Mas é em suas atividades além laboratório, ou além computador, porque é nele, e não com pipetas, que Marilia emprega cerca de 80% de seu tempo de trabalho – o que é usual para quem faz química computacional –, que nasceu um artigo ao qual ela dedica ternura especial: um levantamento sobre a profunda desigualdade de gênero observado na área de química no Brasil***.

Para a garota de classe média do interior de São Paulo, nascida em Catanduva, registrada em Pindorama , com passagens por várias cidades próximas, e desde os 12 anos moradora de Araraquara, até se mudar para São Carlos, a descoberta das questões de gênero e outras dimensões das desigualdades sociais aconteceu em anos recentes. E integrar-se ao Comitê de Jovens Pesquisadores da Sociedade Brasileira de Química, até tornar-se há pouco sua coordenadora, foi um grande alargamento de horizontes nesse sentido.

“O comitê tem esse trabalho de trazer à cena a capacidade de liderança dos jovens cientistas, sua fala, ao mesmo tempo em que nos ensina a trabalhar mais em equipe”, ela pondera.

Que faria química, a mais velha de dois filhos de Maria Alice e Luiz Carlos Valli, sabia desde muito cedo. Numa casa em que as ciências exatas eram um ideal, com o pai formado em matemática, embora trabalhasse como gerente de contas da CPFL, e uma tia professora de matemática, a professora Lucilene Valli, de Catanduva, isso parecia o natural da vida. Que seguirá trabalhando com pesquisa de compostos da biodiversidade brasileira, Marilia também não tem dúvidas, no frescor de seus 35 anos. E certamente, na unersidade pública.

 

 

* FREITAS, L. ; Valli, Marilia ; DAMETTO, ALESSANDRA C. ; PENNACCHI, P. C. ; ANDRICOPULO, AD ; MARIA-ENGLER, S. S. ; BOLZANI, VANDERLAN . Advanced Glycation End Product Inhibition by Alkaloids from Ocotea paranapiacabensis for the Prevention of Skin Aging. JOURNAL OF NATURAL PRODUCTS, v. 83, p. 649-656, 2020.

** Valli, Marilia; ATANÁZIO, LETÍCIA CRISTINA VIEIRA ; MONTEIRO, GUSTAVO CLARO ; COELHO, ROBERTA RAMOS ; DEMARQUE, DANIEL PECORARO ; ANDRICOPULO, ADRIANO DEFINI ; ESPINDOLA, LAILA SALMEN ; BOLZANI, VANDERLAN DA SILVA . The Potential of Biologically Active Brazilian Plant Species as a Strategy to Search for Molecular Models for Mosquito Control.

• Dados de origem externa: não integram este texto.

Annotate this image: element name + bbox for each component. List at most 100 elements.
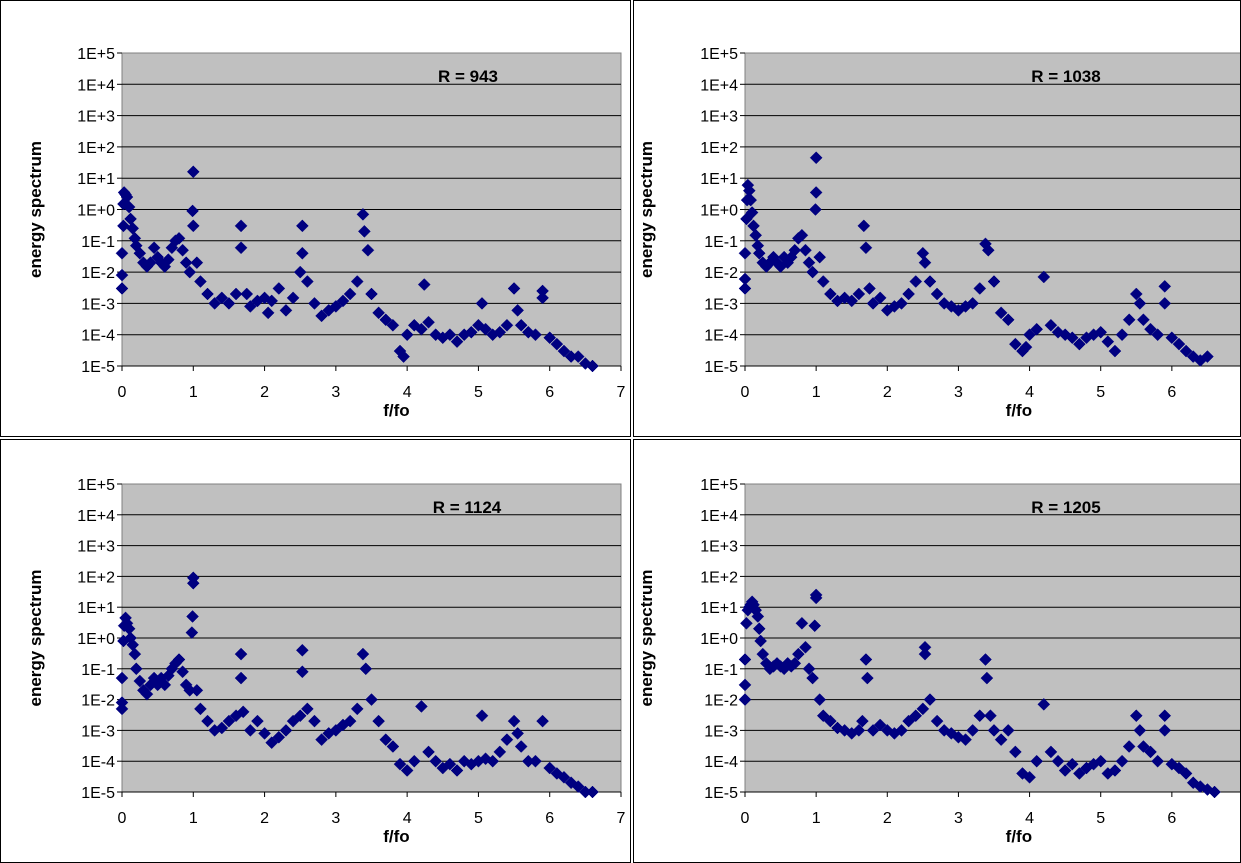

PLANTA MEDICA, v. 00, p. 00, 2020.
PILON, ALAN C. ; Valli, Marilia ; DAMETTO, ALESSANDRA C. ; PINTO, MERI EMILI F. ; FREIRE, RAFAEL T. ; CASTRO-GAMBOA, IAN ; ANDRICOPULO, ADRIANO D. ; BOLZANI, VANDERLAN S. . NuBBEDB: an updated database to uncover chemical and biological information from Brazilian biodiversity. Scientific Reports, v. 7, p. 7215, 2017.